Дрожь мобильника подняла меня с постели. Голос в нем был женский, не чужой, но чей, того я спросонья разобрать не мог, как и не мог понять ни слова из всего, что клокотало в моем ухе. Фразы взахлеб, слова внахлест, потом вдруг смех, и пауза, и вновь словесный пулеметный стрекот, и снова смех, как мне послышалось, с каким-то вызовом, даже с угрозой… Я, наконец, узнал звонившую. Взятая замуж в украинское село Борисовку откуда-то из-под российских псковских Ямм, Наталья за десятки лет не выучила толком украинский, почти забыла русский и говорит на собственном наречии: в нем украинских слов немногим больше, чем русских, и те и те никак между собой не согласуются, притом что украинские слова звучат как русские, а русские — почти как украинские. Лишь близкие Натальи, ее соседи и друзья понимают ее запросто; за год нашего с ней общения я научился понимать примерно треть из того, что она мне говорит; я больше полагаюсь на свою догадливость, но это, в общем, не беда — она не слишком разговорчива, и говорим мы с ней обычно коротко и только по делу… А тут — длиннющая истерика по телефону, с бурным обилием мне непонятных слов, да еще этот развязный, злобный смех — я раньше никогда не слышал, как она смеется… Я грубо вклинился в очередную ее паузу:

— Молчи и слушай. Сегодня чтобы была вовремя. Приведи себя в порядок. Подумай, как будешь оправдываться. Будь в норме, иначе не смогу тебе помочь.

Я оборвал это подобие разговора. На подслеповатом экране телефона высвечивалось время — четыре часа тридцать три минуты. Впереди был хлопотный тяжелый день. Я надел шорты и выбежал из дома. Берег был в ста тридцати шагах. По лестнице, когда-то мною же сколоченной из горбыля, я спустился к водохранилищу. Скинул шорты, голый вступил в воду и, понемногу просыпаясь, долго плавал в ее холоде, в ее свежих и терпких утренних запахах. Прогнав сон, я вышел на песок. Мокрый, в одних шортах, липнувших к телу, поднялся на берег и побежал трусцой к общей летней кухне — в моем коттедже своей отдельной кухни нет… Достал с полки любимую белую кружку. Всыпал под крышку электрокофеварки молотый мокко на два пальца — так, чтобы вышло покрепче, но и не настолько крепко, чтобы потом глотать валокордин… Влил воду, воткнул в розетку штепсель, запустил процесс — я не устаю дивиться чудесам самоновейшей бытовой техники.
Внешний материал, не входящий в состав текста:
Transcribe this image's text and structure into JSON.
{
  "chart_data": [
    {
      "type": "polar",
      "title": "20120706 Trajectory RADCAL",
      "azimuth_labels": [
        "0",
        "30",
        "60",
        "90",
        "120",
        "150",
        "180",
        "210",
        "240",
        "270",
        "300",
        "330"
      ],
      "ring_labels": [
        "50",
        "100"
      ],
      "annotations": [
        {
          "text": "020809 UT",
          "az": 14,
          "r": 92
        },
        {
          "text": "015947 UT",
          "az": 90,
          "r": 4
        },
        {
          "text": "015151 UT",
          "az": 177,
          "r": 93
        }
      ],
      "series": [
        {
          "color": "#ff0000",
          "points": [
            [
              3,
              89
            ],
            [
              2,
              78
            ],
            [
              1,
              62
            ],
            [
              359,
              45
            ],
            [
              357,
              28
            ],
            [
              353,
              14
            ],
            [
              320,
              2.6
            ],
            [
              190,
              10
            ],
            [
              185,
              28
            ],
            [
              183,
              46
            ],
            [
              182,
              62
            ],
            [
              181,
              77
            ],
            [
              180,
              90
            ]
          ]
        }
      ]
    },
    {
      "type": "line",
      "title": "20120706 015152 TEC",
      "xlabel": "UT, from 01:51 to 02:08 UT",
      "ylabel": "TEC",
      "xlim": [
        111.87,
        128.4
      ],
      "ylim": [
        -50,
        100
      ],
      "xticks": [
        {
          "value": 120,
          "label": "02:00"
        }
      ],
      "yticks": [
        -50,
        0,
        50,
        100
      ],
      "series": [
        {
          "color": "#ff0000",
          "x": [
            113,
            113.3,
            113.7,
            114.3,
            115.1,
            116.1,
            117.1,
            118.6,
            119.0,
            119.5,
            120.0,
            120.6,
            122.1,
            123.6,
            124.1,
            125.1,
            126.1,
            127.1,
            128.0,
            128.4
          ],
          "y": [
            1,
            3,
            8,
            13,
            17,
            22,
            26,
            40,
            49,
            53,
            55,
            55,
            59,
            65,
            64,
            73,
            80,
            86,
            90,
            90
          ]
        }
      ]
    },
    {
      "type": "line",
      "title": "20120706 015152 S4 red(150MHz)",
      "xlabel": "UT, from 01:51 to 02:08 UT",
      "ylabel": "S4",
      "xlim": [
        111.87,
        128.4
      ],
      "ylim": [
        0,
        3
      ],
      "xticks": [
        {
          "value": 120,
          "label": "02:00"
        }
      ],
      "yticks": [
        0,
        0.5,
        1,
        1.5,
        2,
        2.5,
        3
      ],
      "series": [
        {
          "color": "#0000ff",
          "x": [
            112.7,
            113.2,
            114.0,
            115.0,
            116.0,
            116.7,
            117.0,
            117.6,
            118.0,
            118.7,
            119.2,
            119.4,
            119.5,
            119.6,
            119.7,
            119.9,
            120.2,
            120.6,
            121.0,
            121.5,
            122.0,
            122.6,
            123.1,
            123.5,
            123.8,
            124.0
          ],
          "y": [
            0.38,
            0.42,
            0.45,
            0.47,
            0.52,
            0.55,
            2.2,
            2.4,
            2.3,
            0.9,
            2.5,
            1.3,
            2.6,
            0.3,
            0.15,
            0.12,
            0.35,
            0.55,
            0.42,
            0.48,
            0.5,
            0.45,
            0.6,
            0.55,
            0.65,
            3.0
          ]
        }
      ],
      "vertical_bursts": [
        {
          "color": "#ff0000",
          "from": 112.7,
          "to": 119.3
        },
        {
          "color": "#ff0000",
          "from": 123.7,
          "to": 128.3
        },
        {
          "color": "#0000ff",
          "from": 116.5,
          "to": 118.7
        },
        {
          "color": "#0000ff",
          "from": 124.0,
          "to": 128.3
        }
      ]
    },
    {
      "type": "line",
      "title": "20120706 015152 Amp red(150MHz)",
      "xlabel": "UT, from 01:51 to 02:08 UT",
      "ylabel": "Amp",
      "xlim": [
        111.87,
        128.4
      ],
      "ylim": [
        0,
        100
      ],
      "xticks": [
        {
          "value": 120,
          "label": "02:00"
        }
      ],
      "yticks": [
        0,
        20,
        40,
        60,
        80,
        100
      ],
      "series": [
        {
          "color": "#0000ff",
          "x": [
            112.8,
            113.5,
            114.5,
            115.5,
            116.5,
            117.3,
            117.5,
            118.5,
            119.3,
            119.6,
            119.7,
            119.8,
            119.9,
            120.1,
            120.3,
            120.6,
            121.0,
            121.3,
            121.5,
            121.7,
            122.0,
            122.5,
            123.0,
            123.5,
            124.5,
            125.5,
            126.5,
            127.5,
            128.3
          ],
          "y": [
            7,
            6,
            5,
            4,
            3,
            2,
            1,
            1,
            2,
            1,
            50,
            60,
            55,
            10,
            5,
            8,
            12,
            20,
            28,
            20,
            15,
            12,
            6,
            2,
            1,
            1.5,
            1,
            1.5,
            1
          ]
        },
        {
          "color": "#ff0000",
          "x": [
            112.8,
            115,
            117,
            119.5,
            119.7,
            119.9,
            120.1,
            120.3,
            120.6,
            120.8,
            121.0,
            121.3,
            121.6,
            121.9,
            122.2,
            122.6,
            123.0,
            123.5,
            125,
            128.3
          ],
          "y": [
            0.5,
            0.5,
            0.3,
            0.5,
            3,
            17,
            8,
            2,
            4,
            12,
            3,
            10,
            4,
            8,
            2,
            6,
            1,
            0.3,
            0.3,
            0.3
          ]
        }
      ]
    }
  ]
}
Кофеварка задышала, и я вышел наружу.

Удивился, увидев Авеля — он заполночь ложится и обыкновенно не встает раньше семи. Уже одетый в деловой костюм, как и во всякий день большого приема гостей, он шел по щебню вдоль забора, то и дело оглядываясь на трусившую следом старую Герту. Я догнал его, сообщил о звонке пропавшей уборщицы, о том, какой с ней вышел, а верней сказать, не вышел разговор.

— Думаю, она с тяжелого бодуна, — поделился я своей догадкой. — Думаю, с непривычки… Она ж не пьет; я за ней не замечал. Думаю, в Борисовке была какая-нибудь вселенская гулянка, какая-нибудь свадьба, от которой наша Наталья не могла отвертеться, вот и пострадала.

— Да, она не пьет, — согласился Авель. — Надеюсь, будет к девяти на рабочем месте. В рабочем состоянии, надеюсь…

Герта потерлась мордой о мое мокрое колено.

— Пошли, собака, — сказал Авель. — Не дала мне спать совсем. Всю ночь во сне кого-то догоняла и рычала.

Они продолжили прогулку. Мой мокко должен был уже свариться, и я вернулся к летней кухне. Уже перед крыльцом услышал запах кофе — его, по правде, я люблю куда сильнее вкуса кофе, и без особой надобности кофе не варю. Шагнув через порог, я обнаружил и другой, тяжелый, кислый запах, и понял: я на кухне не один — кто-то в ней еще и курит, чего, вообще-то, здесь никто себе не позволял… Возле раскрытого окна, спиной ко мне, стояла маленькая женщина. В левой руке она держала на весу мою белую кружку, в правой — сигарету. Она пила кофе из моей кружки и курила, выпуская дым в окно. Я и со спины ее узнал, в ее зеленом рабочем платье. Наталья обернулась. Изо рта, ярко и грубо накрашенного, плыл густой струйкой сигаретный дым. На старом спокойном лице, щедро обсыпанном пудрой, темнели две неровные бороздки засохших слез. Я испугался и проговорил:

— Не знал, что ты куришь… Но молодец, что пришла… Ты отдохни пока. Еще такая рань, что ты свободно можешь отдыхать.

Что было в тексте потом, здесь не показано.